As regards the feminine face of the divine, followers of sophiology would certainly say that this does not reside solely in the hands of the pagans (or even primarily). And Christians in the Middle Ages, and not just the ones from Ireland or Wales, certainly believed that trees were more than what we often think them to be today. Many, though by no means all, medieval Christians believed in fairies and elves, after all. What’s more, these Christians believed the planets were moved through the heavens by angelic intelligences that were, in essence, the gods of old. They also believed these planets had influence on the earth, caused various metals, humors in people, and events in history. And they believed all of this without the druids of Ireland.

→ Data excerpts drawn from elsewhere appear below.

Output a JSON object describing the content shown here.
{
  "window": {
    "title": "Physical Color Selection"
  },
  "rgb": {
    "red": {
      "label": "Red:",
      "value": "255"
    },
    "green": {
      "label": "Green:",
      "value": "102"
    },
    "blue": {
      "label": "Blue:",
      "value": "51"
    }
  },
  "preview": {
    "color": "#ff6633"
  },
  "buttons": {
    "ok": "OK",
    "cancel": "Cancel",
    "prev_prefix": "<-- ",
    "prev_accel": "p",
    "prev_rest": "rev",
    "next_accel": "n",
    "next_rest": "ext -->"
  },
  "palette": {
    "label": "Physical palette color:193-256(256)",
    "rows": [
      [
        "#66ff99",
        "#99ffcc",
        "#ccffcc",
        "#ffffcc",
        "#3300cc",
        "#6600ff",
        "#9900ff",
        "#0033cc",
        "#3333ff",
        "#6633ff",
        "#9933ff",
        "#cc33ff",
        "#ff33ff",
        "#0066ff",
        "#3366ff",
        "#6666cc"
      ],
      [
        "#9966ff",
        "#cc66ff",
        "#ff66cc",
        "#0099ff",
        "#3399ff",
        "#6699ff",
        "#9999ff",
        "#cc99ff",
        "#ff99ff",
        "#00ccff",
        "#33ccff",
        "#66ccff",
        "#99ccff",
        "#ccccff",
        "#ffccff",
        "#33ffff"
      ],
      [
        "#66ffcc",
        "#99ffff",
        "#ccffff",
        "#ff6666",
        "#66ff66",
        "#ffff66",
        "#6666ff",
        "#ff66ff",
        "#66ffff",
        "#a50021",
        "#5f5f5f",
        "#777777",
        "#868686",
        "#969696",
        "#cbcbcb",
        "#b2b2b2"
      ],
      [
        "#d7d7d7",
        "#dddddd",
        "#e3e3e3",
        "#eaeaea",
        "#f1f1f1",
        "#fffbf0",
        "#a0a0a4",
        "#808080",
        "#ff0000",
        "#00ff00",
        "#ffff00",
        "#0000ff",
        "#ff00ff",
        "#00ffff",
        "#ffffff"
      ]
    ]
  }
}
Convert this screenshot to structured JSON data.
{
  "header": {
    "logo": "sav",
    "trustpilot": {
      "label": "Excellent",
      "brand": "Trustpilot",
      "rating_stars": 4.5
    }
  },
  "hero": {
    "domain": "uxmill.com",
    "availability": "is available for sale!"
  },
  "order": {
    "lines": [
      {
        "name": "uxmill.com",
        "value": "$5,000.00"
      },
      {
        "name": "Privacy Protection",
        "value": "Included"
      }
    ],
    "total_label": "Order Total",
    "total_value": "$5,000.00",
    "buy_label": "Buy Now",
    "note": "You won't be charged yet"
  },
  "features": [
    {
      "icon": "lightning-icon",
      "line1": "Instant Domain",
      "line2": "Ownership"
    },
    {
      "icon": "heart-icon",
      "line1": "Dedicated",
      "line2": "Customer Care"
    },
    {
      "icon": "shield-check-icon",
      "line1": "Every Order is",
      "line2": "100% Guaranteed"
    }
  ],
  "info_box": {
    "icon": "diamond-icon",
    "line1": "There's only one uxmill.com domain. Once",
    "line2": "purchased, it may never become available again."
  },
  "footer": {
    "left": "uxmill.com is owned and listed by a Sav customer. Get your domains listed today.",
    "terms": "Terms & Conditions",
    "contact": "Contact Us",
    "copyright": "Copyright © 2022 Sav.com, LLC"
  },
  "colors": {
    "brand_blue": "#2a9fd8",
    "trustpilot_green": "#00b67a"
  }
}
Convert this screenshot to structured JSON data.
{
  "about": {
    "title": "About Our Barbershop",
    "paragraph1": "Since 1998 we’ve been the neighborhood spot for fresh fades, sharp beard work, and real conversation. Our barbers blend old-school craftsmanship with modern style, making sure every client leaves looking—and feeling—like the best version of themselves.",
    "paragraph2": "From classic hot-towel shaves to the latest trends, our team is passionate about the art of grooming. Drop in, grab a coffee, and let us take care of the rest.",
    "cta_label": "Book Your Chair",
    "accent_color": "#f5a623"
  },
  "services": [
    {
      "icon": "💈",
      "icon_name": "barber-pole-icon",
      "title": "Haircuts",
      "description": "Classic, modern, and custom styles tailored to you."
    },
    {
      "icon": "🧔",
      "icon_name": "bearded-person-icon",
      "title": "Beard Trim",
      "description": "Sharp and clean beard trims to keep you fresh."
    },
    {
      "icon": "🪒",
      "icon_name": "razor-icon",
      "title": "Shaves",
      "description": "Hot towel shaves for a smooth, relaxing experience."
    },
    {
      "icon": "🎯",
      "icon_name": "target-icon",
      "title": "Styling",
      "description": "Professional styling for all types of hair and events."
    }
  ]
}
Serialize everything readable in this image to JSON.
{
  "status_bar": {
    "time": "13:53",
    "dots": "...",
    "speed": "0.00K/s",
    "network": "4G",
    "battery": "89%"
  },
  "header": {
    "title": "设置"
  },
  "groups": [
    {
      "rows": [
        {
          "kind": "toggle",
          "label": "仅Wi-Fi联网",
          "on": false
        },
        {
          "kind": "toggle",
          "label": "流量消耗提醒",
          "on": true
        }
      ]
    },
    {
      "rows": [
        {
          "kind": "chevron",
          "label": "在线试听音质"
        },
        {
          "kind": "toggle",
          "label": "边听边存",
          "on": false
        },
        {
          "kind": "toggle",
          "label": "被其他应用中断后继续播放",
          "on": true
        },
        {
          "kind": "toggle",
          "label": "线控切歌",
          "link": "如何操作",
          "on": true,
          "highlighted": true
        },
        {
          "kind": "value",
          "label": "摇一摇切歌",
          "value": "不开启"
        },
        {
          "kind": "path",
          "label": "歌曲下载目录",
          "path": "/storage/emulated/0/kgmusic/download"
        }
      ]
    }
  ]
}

In the end, I have no theological problem with the kinds of things it appears Rev. Beck does and believes. I believe nearly everything he talks about in this article (I have not read his book on Christian Animism) can be found in various Christian sources from very early on and from very far from Ireland––I think of Maximus the Confessor and logoi or Augustine and the angels guiding the kinds in Genesis 1 as intimately related to the interconnectedness of non-human and human creation. I don’t think I would ever go about reintroducing some of these ideas the way Rev. Beck is since I think we can find better sources for most if not all of them. Still, I applaud anyone who wants us to turn to a more interconnected, a faeriean understanding of reality.